In 2025, the XAU/USD recorded 50 all-time highs and surged over 60%. UK-based global financial services group, HSBC, and Canadian precious metal trading company, KITCO, estimate that gold prices could reach $5,000 per ounce in the first half of 2026. The XAU/USD was already trading at $4,586.50 per ounce by January 12, having risen almost 5% in the first 12 days of the year.
To explore opportunities created by the gold price moves, stay updated with the factors that drives the price, such as:
The US dollar and gold, both safe-haven assets, are negatively correlated. When the dollar surges, traders often use USD to capture this surge. When market uncertainties rise or the dollar declines, traders divert their capital to gold, even though it is a non-yielding asset.
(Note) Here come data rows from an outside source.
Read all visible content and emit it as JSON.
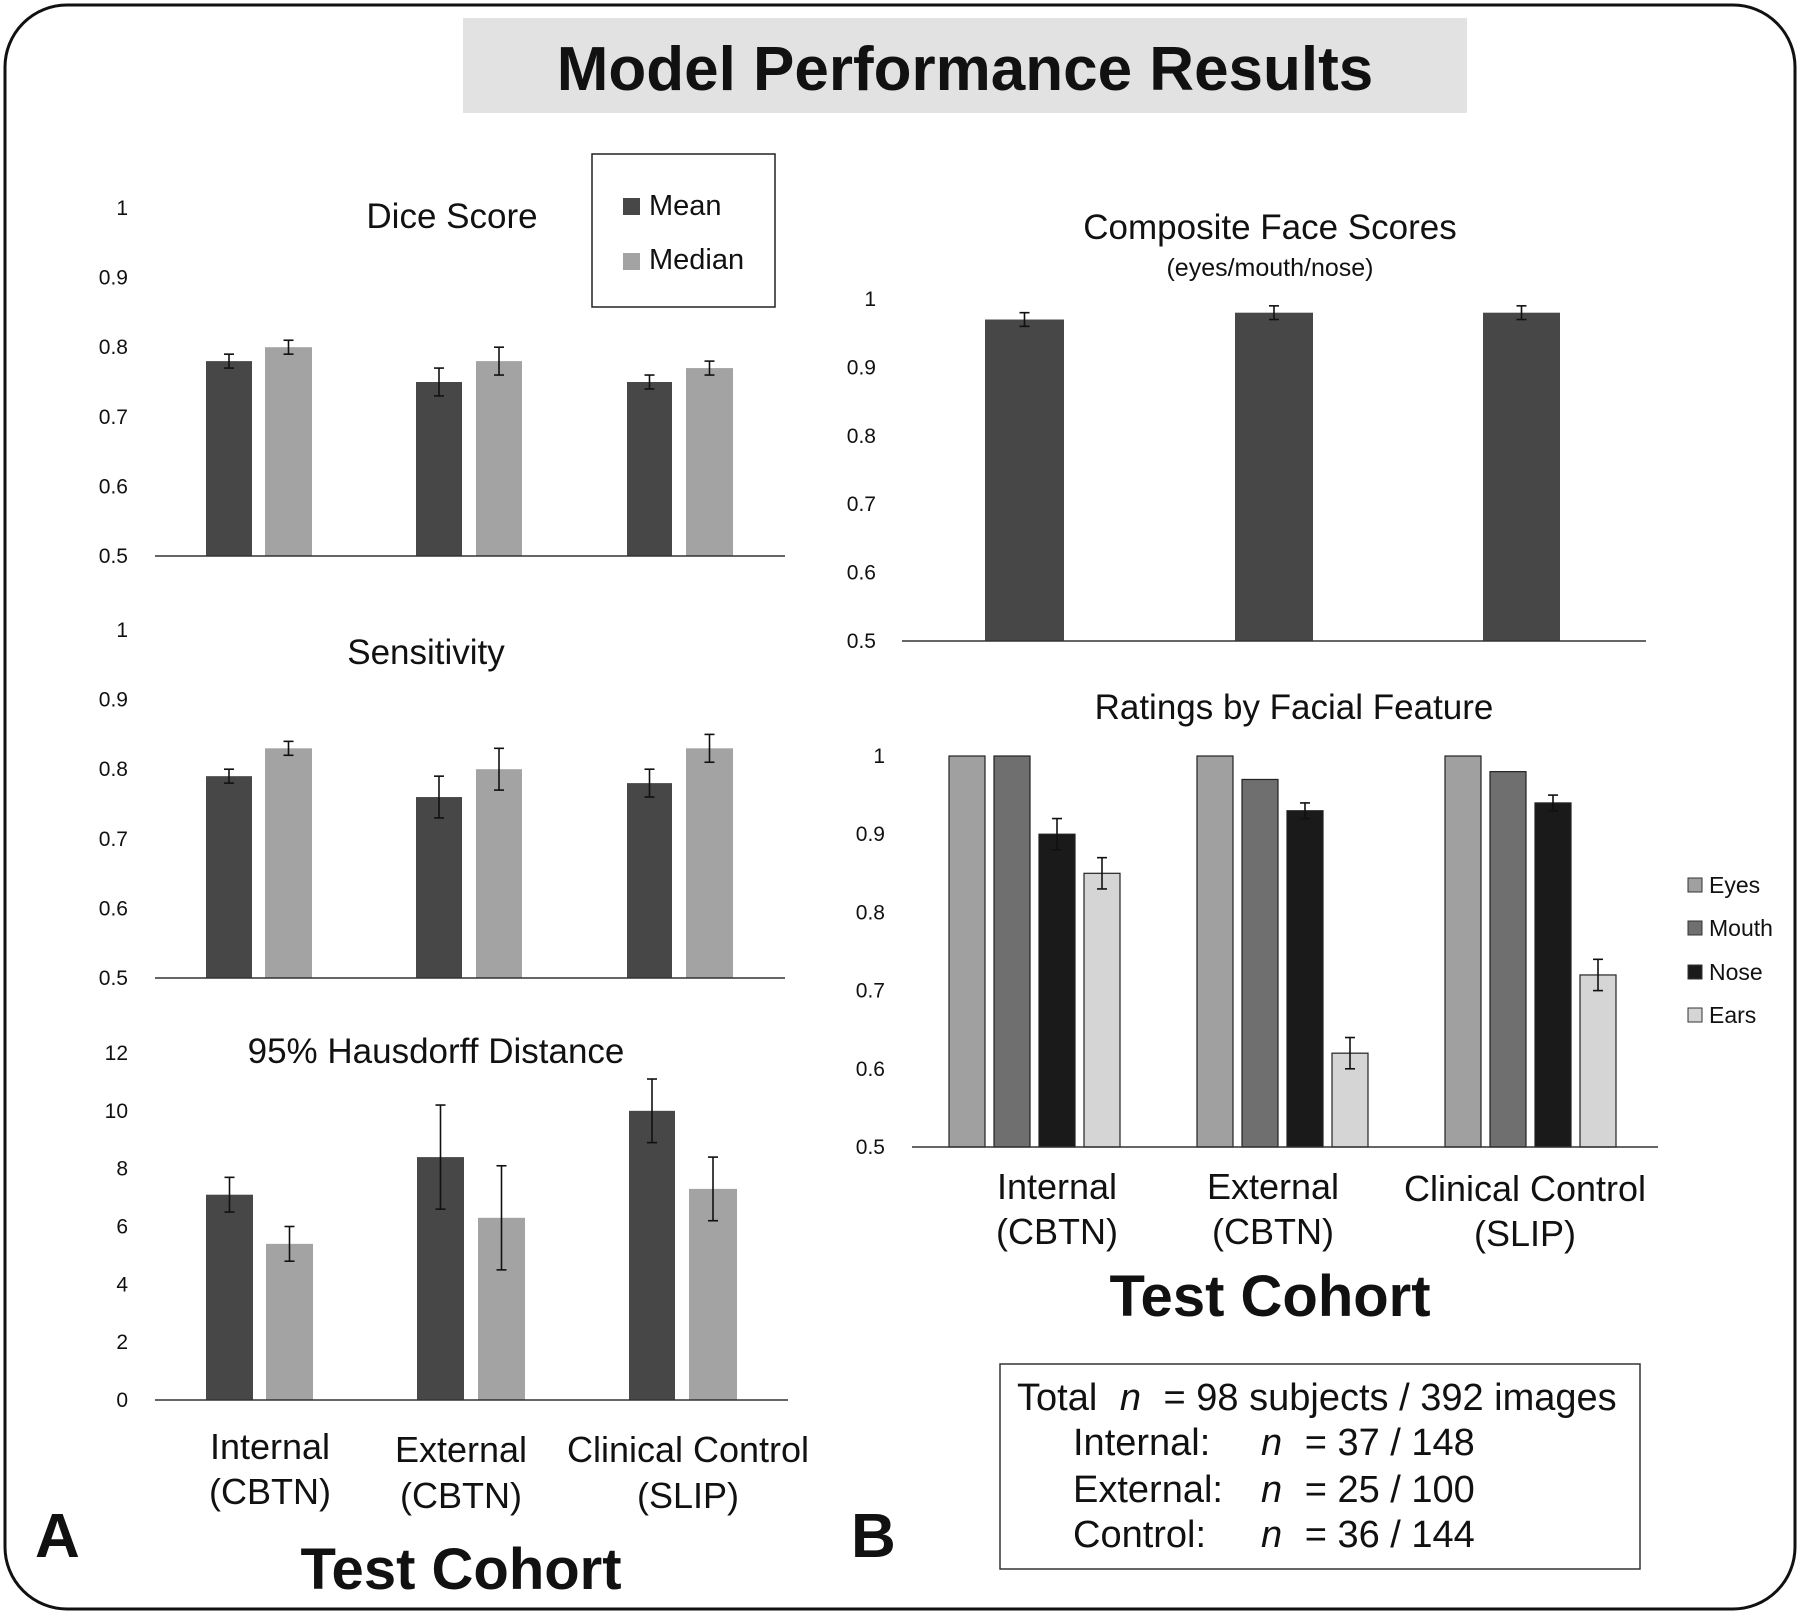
{
  "title": "Model Performance Results",
  "panel_labels": {
    "a": "A",
    "b": "B"
  },
  "x_axis_title": "Test Cohort",
  "categories_a": [
    {
      "line1": "Internal",
      "line2": "(CBTN)"
    },
    {
      "line1": "External",
      "line2": "(CBTN)"
    },
    {
      "line1": "Clinical Control",
      "line2": "(SLIP)"
    }
  ],
  "categories_b": [
    {
      "line1": "Internal",
      "line2": "(CBTN)"
    },
    {
      "line1": "External",
      "line2": "(CBTN)"
    },
    {
      "line1": "Clinical Control",
      "line2": "(SLIP)"
    }
  ],
  "legend_a": {
    "items": [
      {
        "label": "Mean",
        "color": "#474747"
      },
      {
        "label": "Median",
        "color": "#a3a3a3"
      }
    ]
  },
  "legend_b": {
    "items": [
      {
        "label": "Eyes",
        "color": "#a0a0a0"
      },
      {
        "label": "Mouth",
        "color": "#6f6f6f"
      },
      {
        "label": "Nose",
        "color": "#1a1a1a"
      },
      {
        "label": "Ears",
        "color": "#d5d5d5"
      }
    ]
  },
  "summary_box": {
    "total_prefix": "Total",
    "total_n": "n",
    "total_rest": "= 98 subjects / 392 images",
    "rows": [
      {
        "label": "Internal:",
        "n": "n",
        "value": "= 37 / 148"
      },
      {
        "label": "External:",
        "n": "n",
        "value": "= 25 / 100"
      },
      {
        "label": "Control:",
        "n": "n",
        "value": "= 36 / 144"
      }
    ]
  },
  "chart_data": [
    {
      "id": "dice",
      "type": "bar",
      "title": "Dice Score",
      "categories": [
        "Internal (CBTN)",
        "External (CBTN)",
        "Clinical Control (SLIP)"
      ],
      "ylim": [
        0.5,
        1
      ],
      "yticks": [
        "0.5",
        "0.6",
        "0.7",
        "0.8",
        "0.9",
        "1"
      ],
      "series": [
        {
          "name": "Mean",
          "color": "#474747",
          "values": [
            0.78,
            0.75,
            0.75
          ],
          "errors": [
            0.01,
            0.02,
            0.01
          ]
        },
        {
          "name": "Median",
          "color": "#a3a3a3",
          "values": [
            0.8,
            0.78,
            0.77
          ],
          "errors": [
            0.01,
            0.02,
            0.01
          ]
        }
      ],
      "legend": "top-right"
    },
    {
      "id": "sensitivity",
      "type": "bar",
      "title": "Sensitivity",
      "categories": [
        "Internal (CBTN)",
        "External (CBTN)",
        "Clinical Control (SLIP)"
      ],
      "ylim": [
        0.5,
        1
      ],
      "yticks": [
        "0.5",
        "0.6",
        "0.7",
        "0.8",
        "0.9",
        "1"
      ],
      "series": [
        {
          "name": "Mean",
          "color": "#474747",
          "values": [
            0.79,
            0.76,
            0.78
          ],
          "errors": [
            0.01,
            0.03,
            0.02
          ]
        },
        {
          "name": "Median",
          "color": "#a3a3a3",
          "values": [
            0.83,
            0.8,
            0.83
          ],
          "errors": [
            0.01,
            0.03,
            0.02
          ]
        }
      ]
    },
    {
      "id": "hausdorff",
      "type": "bar",
      "title": "95% Hausdorff Distance",
      "categories": [
        "Internal (CBTN)",
        "External (CBTN)",
        "Clinical Control (SLIP)"
      ],
      "ylim": [
        0,
        12
      ],
      "yticks": [
        "0",
        "2",
        "4",
        "6",
        "8",
        "10",
        "12"
      ],
      "series": [
        {
          "name": "Mean",
          "color": "#474747",
          "values": [
            7.1,
            8.4,
            10.0
          ],
          "errors": [
            0.6,
            1.8,
            1.1
          ]
        },
        {
          "name": "Median",
          "color": "#a3a3a3",
          "values": [
            5.4,
            6.3,
            7.3
          ],
          "errors": [
            0.6,
            1.8,
            1.1
          ]
        }
      ]
    },
    {
      "id": "composite",
      "type": "bar",
      "title": "Composite Face Scores",
      "subtitle": "(eyes/mouth/nose)",
      "categories": [
        "Internal (CBTN)",
        "External (CBTN)",
        "Clinical Control (SLIP)"
      ],
      "ylim": [
        0.5,
        1
      ],
      "yticks": [
        "0.5",
        "0.6",
        "0.7",
        "0.8",
        "0.9",
        "1"
      ],
      "series": [
        {
          "name": "",
          "color": "#474747",
          "values": [
            0.97,
            0.98,
            0.98
          ],
          "errors": [
            0.01,
            0.01,
            0.01
          ]
        }
      ]
    },
    {
      "id": "feature",
      "type": "bar",
      "title": "Ratings by Facial Feature",
      "categories": [
        "Internal (CBTN)",
        "External (CBTN)",
        "Clinical Control (SLIP)"
      ],
      "ylim": [
        0.5,
        1
      ],
      "yticks": [
        "0.5",
        "0.6",
        "0.7",
        "0.8",
        "0.9",
        "1"
      ],
      "series": [
        {
          "name": "Eyes",
          "color": "#a0a0a0",
          "values": [
            1.0,
            1.0,
            1.0
          ],
          "errors": [
            0,
            0,
            0
          ]
        },
        {
          "name": "Mouth",
          "color": "#6f6f6f",
          "values": [
            1.0,
            0.97,
            0.98
          ],
          "errors": [
            0,
            0,
            0
          ]
        },
        {
          "name": "Nose",
          "color": "#1a1a1a",
          "values": [
            0.9,
            0.93,
            0.94
          ],
          "errors": [
            0.02,
            0.01,
            0.01
          ]
        },
        {
          "name": "Ears",
          "color": "#d5d5d5",
          "values": [
            0.85,
            0.62,
            0.72
          ],
          "errors": [
            0.02,
            0.02,
            0.02
          ]
        }
      ],
      "legend": "right"
    }
  ]
}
The Federal Reserve’s interest rates drive market sentiment around the greenback. When the Fed lifts interest rates, returns from the US dollar are higher, which creates demand for the USD. Monetary easing usually weighs on the dollar and is considered a sign to go long on gold.
The geopolitical environment directly threatens the stability of global financial systems, and the markets react to related events almost instantly. In January 2026, US military operations in Venezuela led to a massive buying spree, pushing the yellow metal prices up 3%. Similarly, when major oil routes are at risk, such as during the conflict in the Middle East, gold enjoyed a fear premium and additional value was baked into its prices. Staying updated on news events and the VIX index can offer insights to time your entry or exit (from short positions) right before a significant price swing.
Central banks are the true whales in the gold trading market. Gold purchases by India, China, Poland, and now even Cambodia, create a price floor. This means the XAU/USD could stay above its support level for longer, preventing the price from crashing. Sustained central bank accumulation reports by the World Gold Council can help gauge longer-term trends.
Economic data, such as GDP forecasts, inflation reports and employment data releases, are early indicators of market uncertainty. A decline in estimates of GDP growth or poor job creation reports drive gold prices up. Conversely, expectations of high GDP growth and reports of a higher- than-expected jobs numbers, drive capital to equities and indices. This triggers gold selling.
Breakout trading is one of the most popular gold trading techniques. For this, traders use Fibonacci levels or Bollinger Bands to determine price breakouts above resistance or below support. During a price breakout above the resistance level, traders take long positions, while during a breakout below the support level, they take short positions.